Practical in-game checklist (5 items)

  • Before capturing: count checks, captures and threats for both sides (safety check).
  • If kings are on opposite wings: prefer forcing moves and calculate pawn storms for three moves ahead.
  • When ahead: simplify smartly — trade a tactical piece if it removes opponent counterplay.
  • In time trouble: trade queens or go to simple endgames if you are ahead material-wise.
  • After each loss: mark the one move or plan that turned the game and drill that tactic or motif for 10 minutes.
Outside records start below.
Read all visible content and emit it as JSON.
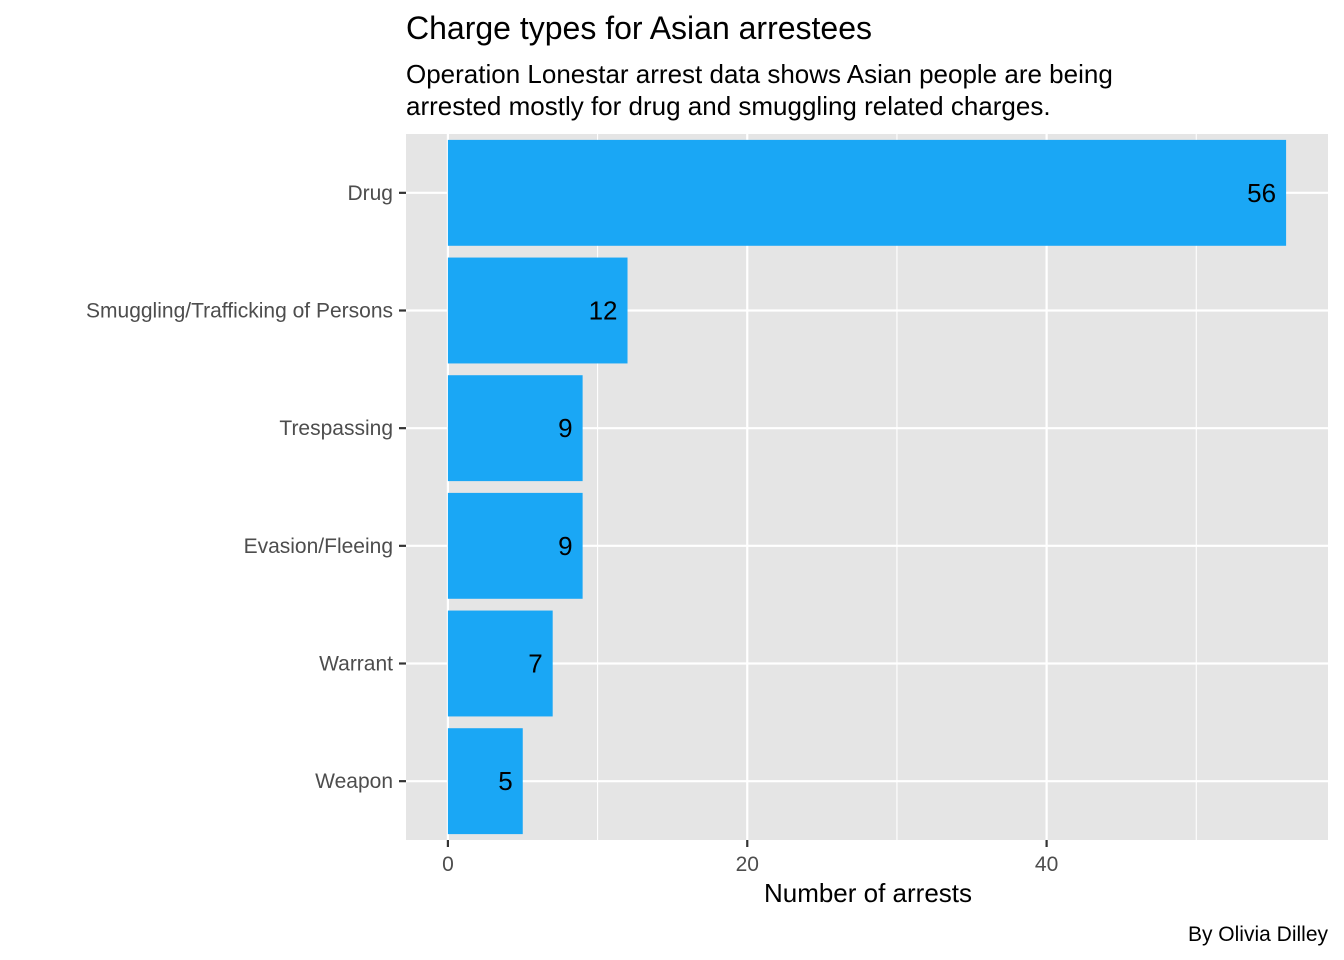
{
  "chart_data": {
    "type": "bar",
    "orientation": "horizontal",
    "title": "Charge types for Asian arrestees",
    "subtitle_lines": [
      "Operation Lonestar arrest data shows Asian people are being",
      "arrested mostly for drug and smuggling related charges."
    ],
    "xlabel": "Number of arrests",
    "ylabel": "",
    "caption": "By Olivia Dilley",
    "categories": [
      "Drug",
      "Smuggling/Trafficking of Persons",
      "Trespassing",
      "Evasion/Fleeing",
      "Warrant",
      "Weapon"
    ],
    "values": [
      56,
      12,
      9,
      9,
      7,
      5
    ],
    "xlim": [
      -2.8,
      58.8
    ],
    "x_major_ticks": [
      0,
      20,
      40
    ],
    "x_minor_ticks": [
      10,
      30,
      50
    ],
    "grid": true,
    "legend": "none",
    "colors": {
      "bar": "#1aa7f5",
      "panel_background": "#e5e5e5",
      "grid": "#ffffff",
      "tick_mark": "#333333"
    }
  }
}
Short study plan (4 weeks)

  • Week 1: Tactics 15 minutes/day + 3 rapid games, review turning point only.
  • Week 2: Rook endgames and Lucena practice + play 4 training games focusing on endgame conversion.
  • Week 3: Scandinavian middlegames study (pawn breaks and opposite-side castling plans) + 3 rapid games implementing those ideas.
  • Week 4: Mixed review — play a small mini-tournament of 8 rapid games, apply the in-game checklist, and make a concrete list of recurring mistakes to eliminate.

Closing encouragement

Your upward slope and recent +46 rating change show the training is working. Keep the focus on pattern drills, simple endgame technique and a disciplined in-game checklist. If you want, I can generate a 4-week tactical set or pick 3 of your recent wins/losses to annotate move-by-move. Which would you prefer?